There he stopped; there, the very same day, he bought a house! 

Somebody should write a thesis about the relationship between Divine Grace and the possession of oodles of Old Money! 

Moi, I have little money and even fewer oodles, but I did plant an olive tree in my garden here after we moved in. During summer, I sit always to the south of it, spitting out olive stones all around it.

In those harrowing events, we have another illustration of the historical problem of the 1960s: the English bishops were not bad men. Far from it. But they had no idea what was going on ... and they were deceived by cunning crooks. Deceived themselves, they then deceived their clergy and laity. 
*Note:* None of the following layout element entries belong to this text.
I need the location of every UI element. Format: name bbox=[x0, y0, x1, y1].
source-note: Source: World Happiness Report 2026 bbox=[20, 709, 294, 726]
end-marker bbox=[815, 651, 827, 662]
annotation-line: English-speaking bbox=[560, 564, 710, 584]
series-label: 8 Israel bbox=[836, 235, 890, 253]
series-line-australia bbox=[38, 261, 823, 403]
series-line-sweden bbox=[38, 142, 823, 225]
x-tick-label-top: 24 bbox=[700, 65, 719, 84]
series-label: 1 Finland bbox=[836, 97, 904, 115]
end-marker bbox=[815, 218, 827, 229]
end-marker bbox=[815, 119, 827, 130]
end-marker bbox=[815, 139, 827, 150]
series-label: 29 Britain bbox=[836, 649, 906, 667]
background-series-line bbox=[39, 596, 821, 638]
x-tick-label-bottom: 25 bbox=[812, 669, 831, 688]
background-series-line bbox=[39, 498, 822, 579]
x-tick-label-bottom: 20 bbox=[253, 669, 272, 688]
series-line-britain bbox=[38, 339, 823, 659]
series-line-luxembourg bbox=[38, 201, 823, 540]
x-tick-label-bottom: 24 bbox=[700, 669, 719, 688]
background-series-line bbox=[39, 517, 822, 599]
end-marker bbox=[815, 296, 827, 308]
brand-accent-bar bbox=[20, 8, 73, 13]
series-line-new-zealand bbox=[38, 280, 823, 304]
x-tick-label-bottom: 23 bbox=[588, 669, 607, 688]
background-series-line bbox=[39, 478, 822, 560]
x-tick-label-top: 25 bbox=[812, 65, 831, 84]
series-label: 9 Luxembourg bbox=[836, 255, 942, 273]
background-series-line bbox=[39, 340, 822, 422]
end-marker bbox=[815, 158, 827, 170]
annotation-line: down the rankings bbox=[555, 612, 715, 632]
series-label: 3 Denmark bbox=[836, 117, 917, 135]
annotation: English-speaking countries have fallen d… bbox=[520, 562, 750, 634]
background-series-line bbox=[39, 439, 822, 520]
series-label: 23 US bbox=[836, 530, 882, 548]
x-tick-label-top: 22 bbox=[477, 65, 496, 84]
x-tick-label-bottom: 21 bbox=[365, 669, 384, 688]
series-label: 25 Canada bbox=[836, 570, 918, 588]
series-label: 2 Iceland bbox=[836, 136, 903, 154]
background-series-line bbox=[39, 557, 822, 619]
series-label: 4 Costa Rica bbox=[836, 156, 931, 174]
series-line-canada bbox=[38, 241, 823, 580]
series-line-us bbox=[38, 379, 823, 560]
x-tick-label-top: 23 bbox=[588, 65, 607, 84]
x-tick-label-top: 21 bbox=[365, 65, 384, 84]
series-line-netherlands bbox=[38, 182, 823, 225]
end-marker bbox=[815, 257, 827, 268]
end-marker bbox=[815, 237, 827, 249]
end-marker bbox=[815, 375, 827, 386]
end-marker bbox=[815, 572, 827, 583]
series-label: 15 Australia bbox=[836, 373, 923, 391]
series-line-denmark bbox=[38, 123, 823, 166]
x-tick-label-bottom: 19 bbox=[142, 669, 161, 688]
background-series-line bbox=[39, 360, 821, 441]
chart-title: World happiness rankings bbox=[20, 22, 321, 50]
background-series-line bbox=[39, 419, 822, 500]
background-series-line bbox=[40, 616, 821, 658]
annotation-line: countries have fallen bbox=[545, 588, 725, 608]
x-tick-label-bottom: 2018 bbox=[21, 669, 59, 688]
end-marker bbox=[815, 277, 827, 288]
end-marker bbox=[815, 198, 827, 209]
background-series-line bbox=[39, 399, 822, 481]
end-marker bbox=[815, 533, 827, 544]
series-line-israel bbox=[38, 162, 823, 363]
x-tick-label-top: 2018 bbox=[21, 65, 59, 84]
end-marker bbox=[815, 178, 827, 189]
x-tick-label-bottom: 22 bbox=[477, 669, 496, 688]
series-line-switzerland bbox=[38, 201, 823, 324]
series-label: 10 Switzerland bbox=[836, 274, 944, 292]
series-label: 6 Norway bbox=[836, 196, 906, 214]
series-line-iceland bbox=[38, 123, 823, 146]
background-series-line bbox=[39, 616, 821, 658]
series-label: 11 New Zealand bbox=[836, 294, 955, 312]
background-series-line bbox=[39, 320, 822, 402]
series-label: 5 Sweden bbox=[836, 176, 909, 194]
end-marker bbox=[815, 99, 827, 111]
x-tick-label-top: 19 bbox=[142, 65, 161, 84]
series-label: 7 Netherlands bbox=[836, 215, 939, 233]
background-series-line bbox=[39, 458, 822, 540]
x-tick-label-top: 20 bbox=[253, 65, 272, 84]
That's the sort of way the Enemy achieves his ends. Because, it does work, doesn't it?

5 comments:

John Vasc said...

Thank you most kindly, Father, for reminding me of this memoir I intended to read, and have now ordered. Fr Houghton's 1979 epistolary satire 'Mitre and Crook' also looks like a prospectively rewarding read. Have you perhaps already penned a review? If not, it might be a subject worthy of your sense of fine irony...seemingly very much akin to Houghton's...

John Vasc said...

To be fair to Bishop Parker of Northampton, 1964 was before the reformers had really got going. The 1964 changes were an irritant, certainly, but few Catholics were aware of the weirdness of what was going on in Germany, and few of the E&W episcopacy had any sense of the Bugnini horrors in store, (and even Paul VI did not anticipate them). When they came to pass in 1969, I cannot recall a single E&W bishop 'in illo tempore' expressing public unease. Cardinal Heenan's much-quoted public demur about the new Mass as it was presented before the Bishops in Rome (as if on a liturgical catwalk) was that it was too long. The future implications of the multi-choice and ad populum elements in the rubric were imperfectly understood by many clerics.
By the way, Bishop Parker's wiki biography says he retired in 1967 (when he would have been 80), so we can only guess how he might have responded in 1969. Fr Houghton must have resigned under Bishop Parker's successor, Bishop Charles Alexander Grant.

Bill Murphy said...

Neville Shute in his autobiography noted how certain officers at the Admiralty were exceptionally brave when it came to difficult decisions. In almost every case, it turned out that they had private wealth and could afford to resign in protest at a disastrous decision without bringing ruin on their families. Other officers were as brave as lions and would have risked their lives in a night attack on an enemy battleship. But being asked to risk their careers on a paper decision seemed unfair.

coradcorloquitur said...

I will be ordering Father Houghton's autobiography soon. I highly recommend his "Mitre and Crook," which I read decades ago: most engaging and illuminating. What a fine priest and courageous man he had to have been. May his dear soul rest in the glory of Christ.

Sue Sims said...

All three of his books ( Mitre and Crook , Judith's Marriage and St Edmund: King and Martyr are excellent, though the first is probably the best, because he's not so good at writing naturalistic dialogue, of which there's a lot in Judith's Marriage. He also wrote some superb articles for Christian Order in the days when it was edited by Fr Paul Crane SJ, and before it fell down the rabbit hole of conspiracy theory and anti-Semitism.